Mas vale a pena recordar alguns factos deste penoso processo que, tal como o ministro da Presidência, António Leitão Amaro, declarou, está a transformar Portugal num país objeto de “preocupações” na União Europeia (UE), quando no passado as suas políticas públicas relacionadas com as migrações eram “uma referência”.

Apesar de anunciada em finais de 2020, na sequência da morte do ucraniano Ihor Homeniuk- em março desse ano, quando estava à guarda do SEF e pela qual foram condenados três inspetores - só em novembro de 2021 foi publicado o decreto-lei para a reorganização que visava separar as funções policiais das administrativas, para que um imigrante não fosse recebido como um “suspeito” e o acolhimento fosse “humanitário”.

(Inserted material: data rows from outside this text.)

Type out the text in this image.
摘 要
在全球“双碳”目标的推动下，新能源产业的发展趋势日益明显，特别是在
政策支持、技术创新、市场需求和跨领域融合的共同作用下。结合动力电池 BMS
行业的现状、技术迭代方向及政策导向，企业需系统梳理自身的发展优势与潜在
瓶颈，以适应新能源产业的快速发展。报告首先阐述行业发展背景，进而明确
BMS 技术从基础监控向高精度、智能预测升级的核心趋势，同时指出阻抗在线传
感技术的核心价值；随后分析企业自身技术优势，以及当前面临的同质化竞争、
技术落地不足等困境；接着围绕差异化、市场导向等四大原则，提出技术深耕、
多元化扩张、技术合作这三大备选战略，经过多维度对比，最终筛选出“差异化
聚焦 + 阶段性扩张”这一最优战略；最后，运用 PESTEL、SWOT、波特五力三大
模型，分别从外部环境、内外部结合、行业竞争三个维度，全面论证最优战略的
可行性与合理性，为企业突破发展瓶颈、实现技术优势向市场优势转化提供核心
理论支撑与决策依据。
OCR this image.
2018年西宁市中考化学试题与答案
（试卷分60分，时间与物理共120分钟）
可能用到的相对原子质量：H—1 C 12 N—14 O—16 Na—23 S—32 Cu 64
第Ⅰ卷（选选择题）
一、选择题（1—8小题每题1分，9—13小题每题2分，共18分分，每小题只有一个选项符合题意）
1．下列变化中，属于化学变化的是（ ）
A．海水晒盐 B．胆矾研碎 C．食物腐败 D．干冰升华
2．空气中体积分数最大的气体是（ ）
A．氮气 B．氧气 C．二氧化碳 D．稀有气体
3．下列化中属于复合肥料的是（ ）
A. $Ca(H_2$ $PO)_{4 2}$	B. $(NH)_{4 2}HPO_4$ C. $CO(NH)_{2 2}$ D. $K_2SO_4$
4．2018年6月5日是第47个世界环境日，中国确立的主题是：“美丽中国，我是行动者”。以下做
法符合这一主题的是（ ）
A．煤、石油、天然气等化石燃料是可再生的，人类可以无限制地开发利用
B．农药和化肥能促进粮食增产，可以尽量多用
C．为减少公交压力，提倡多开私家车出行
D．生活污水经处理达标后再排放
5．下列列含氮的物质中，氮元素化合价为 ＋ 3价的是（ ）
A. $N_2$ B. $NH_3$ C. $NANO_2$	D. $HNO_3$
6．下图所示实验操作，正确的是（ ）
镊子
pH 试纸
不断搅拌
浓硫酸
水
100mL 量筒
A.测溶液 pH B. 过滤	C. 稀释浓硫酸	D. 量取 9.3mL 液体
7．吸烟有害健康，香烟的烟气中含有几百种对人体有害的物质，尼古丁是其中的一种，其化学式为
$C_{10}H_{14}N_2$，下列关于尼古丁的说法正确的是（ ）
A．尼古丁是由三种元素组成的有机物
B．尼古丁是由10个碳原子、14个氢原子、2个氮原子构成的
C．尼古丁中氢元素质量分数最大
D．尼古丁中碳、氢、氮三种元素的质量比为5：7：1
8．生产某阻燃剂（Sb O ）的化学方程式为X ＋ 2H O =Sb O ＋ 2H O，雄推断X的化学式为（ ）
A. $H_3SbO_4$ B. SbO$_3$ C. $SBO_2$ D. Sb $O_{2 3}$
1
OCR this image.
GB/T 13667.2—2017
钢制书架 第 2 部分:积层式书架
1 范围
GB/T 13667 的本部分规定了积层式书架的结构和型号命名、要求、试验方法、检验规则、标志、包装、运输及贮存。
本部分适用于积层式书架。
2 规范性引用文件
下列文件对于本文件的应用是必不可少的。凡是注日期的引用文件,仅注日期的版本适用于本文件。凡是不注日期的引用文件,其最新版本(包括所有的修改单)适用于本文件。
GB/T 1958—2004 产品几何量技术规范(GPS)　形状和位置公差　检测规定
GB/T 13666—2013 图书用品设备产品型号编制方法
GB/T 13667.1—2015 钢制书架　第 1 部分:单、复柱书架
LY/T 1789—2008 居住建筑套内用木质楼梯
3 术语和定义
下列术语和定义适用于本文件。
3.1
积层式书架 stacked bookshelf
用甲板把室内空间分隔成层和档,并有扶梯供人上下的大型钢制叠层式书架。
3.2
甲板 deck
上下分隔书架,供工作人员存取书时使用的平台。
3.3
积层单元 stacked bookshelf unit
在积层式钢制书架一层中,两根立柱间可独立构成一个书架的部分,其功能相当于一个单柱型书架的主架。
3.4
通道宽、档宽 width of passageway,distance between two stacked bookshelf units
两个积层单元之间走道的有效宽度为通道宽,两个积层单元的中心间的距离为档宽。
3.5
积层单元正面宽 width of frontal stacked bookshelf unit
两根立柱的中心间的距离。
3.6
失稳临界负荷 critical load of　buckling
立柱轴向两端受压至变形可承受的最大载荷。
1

Depois de algumas hesitações sobre como se iam distribuir os inspetores da carreira de investigação e fiscalização pela GNR, PSP e Polícia Judiciária (PJ), que herdaram as competências policiais, o diretor nacional da PJ, Luís Neves, em acordo com a tutela, propôs ao então ministro da Administração Interna, José Luís Carneiro, a transição em bloco destes para a sua polícia.

Uma questão que podia ter sido muito muito complicada, resolveu-se quase num estalar de dedos, permitindo logo que todas as peças da segurança se começassem a instalar no novo cenário.

Enquanto isso, para a AIMA (que nem o nome se acertou à primeira, sendo este a quarta versão) não houve idêntica habilidade, especialmente uma que servisse os interesses do país em primeiro lugar.

Apesar de terem todo o tempo para se preparem, como as polícias, só em junho de 2023 (a quatro meses da extinção do SEF) a Agência foi criada oficialmente e apenas a dois dias de 29 de outubro (data da extinção) foram publicados os seus estatutos.

Ganhou a categoria de “instituto público equiparado a entidade pública empresarial”, ou seja, a funcionar como se de uma empresa pública de tratasse, beneficiando os seus presidente e dois vogais de salários superiores aos dos chefes máximos das polícias, mas os resultados desse “incentivo” está à vista.

De acordo com o organograma, a AIMA tem um total de 69 dirigentes (diretores de departamento, diretores de serviço e coordenadores de unidade), mais do dobro dos que tinha o SEF (31) para estas funções e para as policiais.

Se a herança dos processos em atraso foi pesada - mais de 400 mil - ela também resulta do facto de terem sido ignorados alertas do SEF para a falta de recursos que se agravava perante o aumento em grande escala de fluxos migratórios.

Antes mesmo de anunciado o seu fim, o SEF já estava em declínio, também resultado do saneamento de dirigentes que ousaram opor-se a tal política de “portas escancaradas” e avisaram para o seu desumano efeito catastrófico.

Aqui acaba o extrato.